The WHO official said the new guidelines aimed at reducing the use of needless and potentially harmful routine clinical and medical interventions.
Simelela said: “We want women to give birth in a safe environment with skilled birth attendants in well-equipped facilities.
“However, the increasing medicalisation of normal childbirth processes are undermining a woman’s own capability to give birth and negatively impacting her birth experience”.
Worldwide, an estimated 140 million births take place every year and most of these occur without complications for women and their babies.
However, according to WHO, over the past 20 years, health practitioners have increased the use of interventions that were previously only used to avoid risks or treat complications, such as oxytocin infusion to speed up labour or caesarean sections.
Studies show that a substantial proportion of healthy pregnant women undergo at least one clinical intervention during labour and birth.
“If labour is progressing normally, and the woman and her baby are in good condition, they do not need to receive additional interventions to accelerate labour,” Simelela added.

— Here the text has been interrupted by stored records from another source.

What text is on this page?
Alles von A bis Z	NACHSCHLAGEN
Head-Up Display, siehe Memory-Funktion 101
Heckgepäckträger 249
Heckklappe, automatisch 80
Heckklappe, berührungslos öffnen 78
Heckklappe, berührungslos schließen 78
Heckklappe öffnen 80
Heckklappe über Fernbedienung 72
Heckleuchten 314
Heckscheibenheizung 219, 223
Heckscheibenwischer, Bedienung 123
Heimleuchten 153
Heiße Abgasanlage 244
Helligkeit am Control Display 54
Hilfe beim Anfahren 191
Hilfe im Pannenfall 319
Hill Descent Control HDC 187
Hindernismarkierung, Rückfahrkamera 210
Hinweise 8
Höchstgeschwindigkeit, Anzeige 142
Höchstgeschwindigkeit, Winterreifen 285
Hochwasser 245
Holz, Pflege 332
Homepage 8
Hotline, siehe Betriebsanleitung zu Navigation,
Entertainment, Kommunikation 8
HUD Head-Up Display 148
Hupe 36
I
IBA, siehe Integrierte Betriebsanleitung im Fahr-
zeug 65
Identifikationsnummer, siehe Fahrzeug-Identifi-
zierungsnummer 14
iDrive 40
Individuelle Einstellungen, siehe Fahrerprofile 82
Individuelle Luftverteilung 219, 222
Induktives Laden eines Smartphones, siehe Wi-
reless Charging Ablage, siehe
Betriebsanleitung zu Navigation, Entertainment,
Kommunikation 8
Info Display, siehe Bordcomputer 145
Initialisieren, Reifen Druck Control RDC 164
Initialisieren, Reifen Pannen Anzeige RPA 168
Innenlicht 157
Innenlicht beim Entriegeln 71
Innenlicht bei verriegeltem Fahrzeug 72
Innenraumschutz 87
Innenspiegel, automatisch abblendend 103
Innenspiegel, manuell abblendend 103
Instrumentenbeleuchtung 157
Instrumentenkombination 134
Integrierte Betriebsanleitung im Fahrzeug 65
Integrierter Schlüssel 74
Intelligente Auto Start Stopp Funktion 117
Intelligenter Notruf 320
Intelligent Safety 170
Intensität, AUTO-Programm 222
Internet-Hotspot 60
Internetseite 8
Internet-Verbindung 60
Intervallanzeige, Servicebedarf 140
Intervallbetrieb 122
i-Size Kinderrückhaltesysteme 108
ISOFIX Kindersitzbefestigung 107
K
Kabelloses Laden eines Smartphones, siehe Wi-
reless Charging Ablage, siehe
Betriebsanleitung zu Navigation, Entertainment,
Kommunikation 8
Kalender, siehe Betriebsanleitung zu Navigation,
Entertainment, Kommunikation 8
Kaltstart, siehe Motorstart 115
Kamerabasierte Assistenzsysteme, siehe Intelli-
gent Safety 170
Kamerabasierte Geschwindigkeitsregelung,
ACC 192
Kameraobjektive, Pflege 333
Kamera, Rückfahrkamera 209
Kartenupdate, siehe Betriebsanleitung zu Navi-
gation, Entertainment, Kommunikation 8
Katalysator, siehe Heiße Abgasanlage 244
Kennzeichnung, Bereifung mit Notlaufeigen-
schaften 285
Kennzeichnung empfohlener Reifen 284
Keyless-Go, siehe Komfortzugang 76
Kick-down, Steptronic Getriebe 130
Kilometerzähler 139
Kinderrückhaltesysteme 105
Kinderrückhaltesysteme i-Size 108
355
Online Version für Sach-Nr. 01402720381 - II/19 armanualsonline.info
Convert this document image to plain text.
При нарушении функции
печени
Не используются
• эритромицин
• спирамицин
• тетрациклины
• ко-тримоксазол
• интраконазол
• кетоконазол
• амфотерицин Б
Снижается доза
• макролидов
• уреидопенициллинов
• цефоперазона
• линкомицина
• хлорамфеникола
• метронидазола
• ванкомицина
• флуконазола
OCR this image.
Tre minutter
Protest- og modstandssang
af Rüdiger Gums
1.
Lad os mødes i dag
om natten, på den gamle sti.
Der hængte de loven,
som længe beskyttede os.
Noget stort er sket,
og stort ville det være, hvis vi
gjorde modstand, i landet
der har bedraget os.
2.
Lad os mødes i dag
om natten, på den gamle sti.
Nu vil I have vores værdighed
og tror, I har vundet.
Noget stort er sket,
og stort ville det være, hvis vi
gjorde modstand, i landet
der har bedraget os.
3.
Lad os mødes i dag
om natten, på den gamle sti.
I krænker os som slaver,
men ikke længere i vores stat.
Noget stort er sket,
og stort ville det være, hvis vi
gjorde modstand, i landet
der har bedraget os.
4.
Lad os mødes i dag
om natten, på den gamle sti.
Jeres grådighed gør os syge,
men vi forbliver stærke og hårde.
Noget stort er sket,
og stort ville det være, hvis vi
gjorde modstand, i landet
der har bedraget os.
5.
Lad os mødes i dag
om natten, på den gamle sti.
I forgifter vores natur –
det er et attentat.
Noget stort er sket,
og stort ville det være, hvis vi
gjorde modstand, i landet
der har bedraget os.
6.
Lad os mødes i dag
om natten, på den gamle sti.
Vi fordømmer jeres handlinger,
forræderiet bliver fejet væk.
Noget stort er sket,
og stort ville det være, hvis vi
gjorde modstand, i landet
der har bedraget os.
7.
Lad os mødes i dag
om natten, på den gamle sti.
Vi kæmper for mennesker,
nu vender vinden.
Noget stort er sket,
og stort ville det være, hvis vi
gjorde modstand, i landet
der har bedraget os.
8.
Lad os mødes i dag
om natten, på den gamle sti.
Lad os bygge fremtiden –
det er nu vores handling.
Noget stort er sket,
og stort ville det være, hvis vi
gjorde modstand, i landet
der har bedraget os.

Based on 56 evidence-based recommendations, the new guidelines include having a companion of choice during labour and childbirth.
It also include ensuring respectful care and good communication between women and health providers and maintaining privacy and confidentiality.
It further allowed women to make decisions about their pain management, labour and birth positions and natural urge to push, among others.
It recognised that every labour and childbirth is unique and that the duration of the active first stage of labour varies from one woman to another.
The UN agency also noted that with more women giving birth in health facilities with skilled health professionals and timely referrals, they deserved better quality of care.
Estimates show that about 830 women die from pregnancy- or childbirth-related complications around the world every day – the majority of which can be prevented with high-quality care.
“Achieving the best possible physical, emotional, and psychological outcomes for the woman and her baby requires a model of care in which health systems empower all women to access care that focuses on the mother and child,” WHO underscored.